In 2009 horse chestnuts also made a fine display of golden leaves in September, but this was a special case. Traditionally the leaves on this tree turned around mid October, but in recent years its leaves have been affected in recent years by a leaf mining bug that causes they to become spotted, and then shrivel. In 2007, 2008, 2010 and 2011 many were shrivelled completely by the end of the month. There were slight signs of hope after the wet summer of 2012, when some trees had reasonable amounts of golden colour towards the end of September, but in 2013 and 2014 after a slow start in July and August the blight increased rapidly in September. This has become the pattern since, though in 2017 quite a few trees were almost entirely shrivelled by the end of August.
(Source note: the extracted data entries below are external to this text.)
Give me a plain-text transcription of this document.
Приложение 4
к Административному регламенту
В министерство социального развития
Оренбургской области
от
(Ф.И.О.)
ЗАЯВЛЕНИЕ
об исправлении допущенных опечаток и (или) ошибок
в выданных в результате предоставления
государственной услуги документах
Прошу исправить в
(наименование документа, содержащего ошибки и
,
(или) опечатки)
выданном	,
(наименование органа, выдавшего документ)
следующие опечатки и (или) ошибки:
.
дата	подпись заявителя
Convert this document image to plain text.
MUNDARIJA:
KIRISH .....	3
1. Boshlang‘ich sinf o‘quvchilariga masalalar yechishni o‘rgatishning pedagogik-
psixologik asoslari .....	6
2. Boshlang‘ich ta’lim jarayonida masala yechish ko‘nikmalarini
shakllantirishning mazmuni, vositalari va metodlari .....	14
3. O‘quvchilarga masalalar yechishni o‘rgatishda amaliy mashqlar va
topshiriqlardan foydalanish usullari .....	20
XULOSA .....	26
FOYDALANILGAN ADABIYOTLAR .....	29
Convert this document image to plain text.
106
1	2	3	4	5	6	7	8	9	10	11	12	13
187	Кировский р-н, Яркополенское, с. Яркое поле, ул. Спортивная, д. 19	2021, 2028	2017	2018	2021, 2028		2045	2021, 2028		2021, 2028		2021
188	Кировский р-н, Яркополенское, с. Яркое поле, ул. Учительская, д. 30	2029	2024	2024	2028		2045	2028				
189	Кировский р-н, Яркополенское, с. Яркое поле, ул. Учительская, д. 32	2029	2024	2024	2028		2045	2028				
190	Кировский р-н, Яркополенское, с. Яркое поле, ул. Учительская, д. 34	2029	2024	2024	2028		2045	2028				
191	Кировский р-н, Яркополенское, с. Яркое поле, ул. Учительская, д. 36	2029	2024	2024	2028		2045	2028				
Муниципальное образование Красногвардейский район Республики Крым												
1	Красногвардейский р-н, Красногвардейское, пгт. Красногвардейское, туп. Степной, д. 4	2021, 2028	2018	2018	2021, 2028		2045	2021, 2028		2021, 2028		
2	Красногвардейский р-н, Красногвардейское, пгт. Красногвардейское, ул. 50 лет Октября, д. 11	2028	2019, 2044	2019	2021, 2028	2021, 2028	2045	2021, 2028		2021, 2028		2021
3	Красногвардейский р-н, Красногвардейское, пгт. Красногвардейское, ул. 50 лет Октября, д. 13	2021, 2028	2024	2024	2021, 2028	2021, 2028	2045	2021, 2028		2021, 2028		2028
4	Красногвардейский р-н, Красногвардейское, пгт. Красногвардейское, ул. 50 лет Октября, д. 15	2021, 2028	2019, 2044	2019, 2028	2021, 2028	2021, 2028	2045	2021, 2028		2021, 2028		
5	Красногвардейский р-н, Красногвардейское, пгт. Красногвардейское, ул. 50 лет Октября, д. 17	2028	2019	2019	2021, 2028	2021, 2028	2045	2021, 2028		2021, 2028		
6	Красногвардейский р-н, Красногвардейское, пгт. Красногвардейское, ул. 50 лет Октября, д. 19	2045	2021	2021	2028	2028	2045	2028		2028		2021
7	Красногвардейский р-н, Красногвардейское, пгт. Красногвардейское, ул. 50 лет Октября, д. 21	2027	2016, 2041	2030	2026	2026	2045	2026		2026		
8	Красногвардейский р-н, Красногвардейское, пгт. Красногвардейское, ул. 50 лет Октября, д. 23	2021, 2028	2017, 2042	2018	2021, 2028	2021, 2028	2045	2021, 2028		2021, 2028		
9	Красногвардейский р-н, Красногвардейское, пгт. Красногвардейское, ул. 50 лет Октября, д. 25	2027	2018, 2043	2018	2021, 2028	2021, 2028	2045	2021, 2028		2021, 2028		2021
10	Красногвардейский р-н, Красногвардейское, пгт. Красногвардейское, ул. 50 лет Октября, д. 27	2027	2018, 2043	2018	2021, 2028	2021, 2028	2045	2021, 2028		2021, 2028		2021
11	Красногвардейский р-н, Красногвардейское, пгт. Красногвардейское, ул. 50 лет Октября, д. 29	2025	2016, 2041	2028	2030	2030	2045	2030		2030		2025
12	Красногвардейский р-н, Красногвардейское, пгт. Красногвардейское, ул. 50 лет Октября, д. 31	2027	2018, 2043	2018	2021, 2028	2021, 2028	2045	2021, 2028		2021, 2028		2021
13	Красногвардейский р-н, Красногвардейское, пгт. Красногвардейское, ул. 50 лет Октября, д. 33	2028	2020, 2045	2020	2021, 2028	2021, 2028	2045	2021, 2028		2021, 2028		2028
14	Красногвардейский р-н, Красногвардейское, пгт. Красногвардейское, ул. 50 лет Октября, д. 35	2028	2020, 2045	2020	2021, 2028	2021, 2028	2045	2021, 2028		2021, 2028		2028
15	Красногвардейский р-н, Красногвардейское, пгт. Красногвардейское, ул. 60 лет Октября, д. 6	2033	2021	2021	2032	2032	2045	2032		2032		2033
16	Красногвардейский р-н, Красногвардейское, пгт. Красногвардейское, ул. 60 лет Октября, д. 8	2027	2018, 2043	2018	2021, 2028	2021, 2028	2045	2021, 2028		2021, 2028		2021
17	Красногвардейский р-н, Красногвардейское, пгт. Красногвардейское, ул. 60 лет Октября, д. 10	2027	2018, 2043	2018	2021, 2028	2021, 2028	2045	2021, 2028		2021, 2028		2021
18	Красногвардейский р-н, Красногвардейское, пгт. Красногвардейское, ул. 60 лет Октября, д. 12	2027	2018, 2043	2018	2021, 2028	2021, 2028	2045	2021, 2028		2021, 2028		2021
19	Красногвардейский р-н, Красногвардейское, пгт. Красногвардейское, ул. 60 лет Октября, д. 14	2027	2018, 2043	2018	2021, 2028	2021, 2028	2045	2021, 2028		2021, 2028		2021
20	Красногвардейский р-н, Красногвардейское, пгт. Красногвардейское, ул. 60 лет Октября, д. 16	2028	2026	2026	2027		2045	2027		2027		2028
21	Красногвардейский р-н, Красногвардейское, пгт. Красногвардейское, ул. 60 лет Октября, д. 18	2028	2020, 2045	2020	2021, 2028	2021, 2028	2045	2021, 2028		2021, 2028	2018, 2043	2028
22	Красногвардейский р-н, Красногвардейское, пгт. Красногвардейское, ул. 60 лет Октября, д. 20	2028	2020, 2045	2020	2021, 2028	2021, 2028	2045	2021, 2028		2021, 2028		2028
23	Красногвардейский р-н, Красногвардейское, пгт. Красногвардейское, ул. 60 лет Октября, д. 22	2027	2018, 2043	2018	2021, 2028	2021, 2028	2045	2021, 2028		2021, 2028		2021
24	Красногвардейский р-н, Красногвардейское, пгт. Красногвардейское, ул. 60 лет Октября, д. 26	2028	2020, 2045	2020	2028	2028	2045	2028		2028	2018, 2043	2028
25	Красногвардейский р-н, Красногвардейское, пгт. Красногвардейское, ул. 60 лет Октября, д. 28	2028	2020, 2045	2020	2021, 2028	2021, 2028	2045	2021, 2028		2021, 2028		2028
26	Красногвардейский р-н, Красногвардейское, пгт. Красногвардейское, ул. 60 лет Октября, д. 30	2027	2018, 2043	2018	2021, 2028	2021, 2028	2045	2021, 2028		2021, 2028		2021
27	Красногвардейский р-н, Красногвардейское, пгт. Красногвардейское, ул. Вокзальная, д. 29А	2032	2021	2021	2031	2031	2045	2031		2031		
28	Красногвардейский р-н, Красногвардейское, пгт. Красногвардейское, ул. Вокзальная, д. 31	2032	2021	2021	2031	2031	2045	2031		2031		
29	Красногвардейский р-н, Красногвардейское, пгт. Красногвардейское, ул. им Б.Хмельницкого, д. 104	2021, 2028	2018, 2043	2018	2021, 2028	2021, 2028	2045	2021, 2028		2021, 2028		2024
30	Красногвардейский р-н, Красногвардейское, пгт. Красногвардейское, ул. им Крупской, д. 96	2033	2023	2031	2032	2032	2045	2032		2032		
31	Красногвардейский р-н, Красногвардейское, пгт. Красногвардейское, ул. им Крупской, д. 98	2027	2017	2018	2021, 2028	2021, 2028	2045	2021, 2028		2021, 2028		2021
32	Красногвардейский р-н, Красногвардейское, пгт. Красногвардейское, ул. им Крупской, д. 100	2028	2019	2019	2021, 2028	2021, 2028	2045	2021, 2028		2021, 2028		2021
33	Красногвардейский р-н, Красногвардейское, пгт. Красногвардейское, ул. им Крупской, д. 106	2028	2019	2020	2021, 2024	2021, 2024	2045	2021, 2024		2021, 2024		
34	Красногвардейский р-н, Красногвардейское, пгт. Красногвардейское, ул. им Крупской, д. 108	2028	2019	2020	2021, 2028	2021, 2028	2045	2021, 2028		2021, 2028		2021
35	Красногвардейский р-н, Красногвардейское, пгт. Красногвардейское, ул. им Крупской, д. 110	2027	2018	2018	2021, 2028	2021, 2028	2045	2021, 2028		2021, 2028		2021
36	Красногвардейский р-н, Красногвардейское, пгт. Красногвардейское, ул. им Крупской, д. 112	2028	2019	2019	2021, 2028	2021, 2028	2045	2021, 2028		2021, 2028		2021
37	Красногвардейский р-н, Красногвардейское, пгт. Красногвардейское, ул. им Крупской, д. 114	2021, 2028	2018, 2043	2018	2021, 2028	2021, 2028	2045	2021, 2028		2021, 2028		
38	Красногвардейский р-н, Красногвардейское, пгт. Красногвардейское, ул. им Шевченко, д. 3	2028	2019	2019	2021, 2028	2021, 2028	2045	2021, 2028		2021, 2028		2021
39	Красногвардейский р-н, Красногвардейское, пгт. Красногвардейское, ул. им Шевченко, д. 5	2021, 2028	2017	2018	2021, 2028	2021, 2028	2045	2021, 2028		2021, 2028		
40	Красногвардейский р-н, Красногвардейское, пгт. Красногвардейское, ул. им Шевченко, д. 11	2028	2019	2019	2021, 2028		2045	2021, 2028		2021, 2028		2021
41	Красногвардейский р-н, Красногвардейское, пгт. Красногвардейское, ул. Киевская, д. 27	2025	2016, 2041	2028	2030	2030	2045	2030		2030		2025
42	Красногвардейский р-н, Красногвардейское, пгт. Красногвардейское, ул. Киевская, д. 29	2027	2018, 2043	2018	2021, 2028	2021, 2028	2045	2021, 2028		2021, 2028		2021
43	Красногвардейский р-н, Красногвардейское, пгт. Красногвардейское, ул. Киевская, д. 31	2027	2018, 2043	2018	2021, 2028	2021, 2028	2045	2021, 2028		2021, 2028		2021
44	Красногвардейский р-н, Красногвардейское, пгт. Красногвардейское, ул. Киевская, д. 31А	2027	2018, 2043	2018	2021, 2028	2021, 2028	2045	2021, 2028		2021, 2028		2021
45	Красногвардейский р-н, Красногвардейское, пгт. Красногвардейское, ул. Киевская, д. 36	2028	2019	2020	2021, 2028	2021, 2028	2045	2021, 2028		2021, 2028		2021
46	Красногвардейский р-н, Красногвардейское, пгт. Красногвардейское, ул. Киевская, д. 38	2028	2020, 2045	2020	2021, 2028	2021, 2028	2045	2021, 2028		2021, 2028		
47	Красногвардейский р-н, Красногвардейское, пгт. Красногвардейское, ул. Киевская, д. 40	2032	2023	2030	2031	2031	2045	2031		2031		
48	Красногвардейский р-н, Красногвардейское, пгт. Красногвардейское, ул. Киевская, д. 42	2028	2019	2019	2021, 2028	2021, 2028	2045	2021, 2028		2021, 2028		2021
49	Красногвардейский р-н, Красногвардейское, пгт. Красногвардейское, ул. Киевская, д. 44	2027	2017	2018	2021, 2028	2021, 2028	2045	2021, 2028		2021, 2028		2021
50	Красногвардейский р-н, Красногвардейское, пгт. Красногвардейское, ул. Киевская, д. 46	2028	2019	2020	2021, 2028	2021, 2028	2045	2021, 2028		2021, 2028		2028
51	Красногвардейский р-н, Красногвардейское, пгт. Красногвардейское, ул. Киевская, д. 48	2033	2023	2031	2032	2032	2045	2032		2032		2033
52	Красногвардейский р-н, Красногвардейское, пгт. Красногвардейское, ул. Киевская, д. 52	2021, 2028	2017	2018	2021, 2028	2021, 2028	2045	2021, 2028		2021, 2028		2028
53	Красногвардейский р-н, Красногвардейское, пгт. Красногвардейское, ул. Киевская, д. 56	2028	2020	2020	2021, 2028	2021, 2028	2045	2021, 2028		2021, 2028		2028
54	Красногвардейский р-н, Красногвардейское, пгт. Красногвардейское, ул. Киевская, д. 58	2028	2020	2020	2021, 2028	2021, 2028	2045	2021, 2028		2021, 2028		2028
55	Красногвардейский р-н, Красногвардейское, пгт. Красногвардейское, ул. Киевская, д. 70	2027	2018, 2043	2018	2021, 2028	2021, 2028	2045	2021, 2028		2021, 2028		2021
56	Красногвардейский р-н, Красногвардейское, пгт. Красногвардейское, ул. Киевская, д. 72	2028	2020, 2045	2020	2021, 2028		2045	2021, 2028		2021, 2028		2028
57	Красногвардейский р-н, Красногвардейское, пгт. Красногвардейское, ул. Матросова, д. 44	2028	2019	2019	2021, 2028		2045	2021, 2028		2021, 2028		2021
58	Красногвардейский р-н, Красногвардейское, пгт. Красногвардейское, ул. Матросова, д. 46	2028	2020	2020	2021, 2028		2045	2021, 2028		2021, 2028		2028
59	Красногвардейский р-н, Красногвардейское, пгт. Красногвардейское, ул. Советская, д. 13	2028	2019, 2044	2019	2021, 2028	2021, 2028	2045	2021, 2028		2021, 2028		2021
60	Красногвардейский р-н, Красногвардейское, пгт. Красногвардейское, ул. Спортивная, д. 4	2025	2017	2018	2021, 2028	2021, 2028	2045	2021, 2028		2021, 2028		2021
Sycamore also has a leaf blight that creates black spots on its leaves (remarkably, this is a sign of clean air), and in 2012 sycamores on the South Downs saw their leaves shrivel early in the summer from an unknown cause, though this has not so far been repeated.

Non-tree or shrub sources of autumn colour in late September include Virginia creeper, a climber found on garden walls and waste ground which turns a glorious red colour as the month goes on, and bracken, which can start to turn in the second half, though this is very variable from place to place. The plants of some flowers can produce colourful foliage as they die back - for example rosebay willowherb, which turns a bright orange colour later in the month, and black bryony, large or hedge bindweed, wood avens and even stinging nettles, which can produce some nice yellows.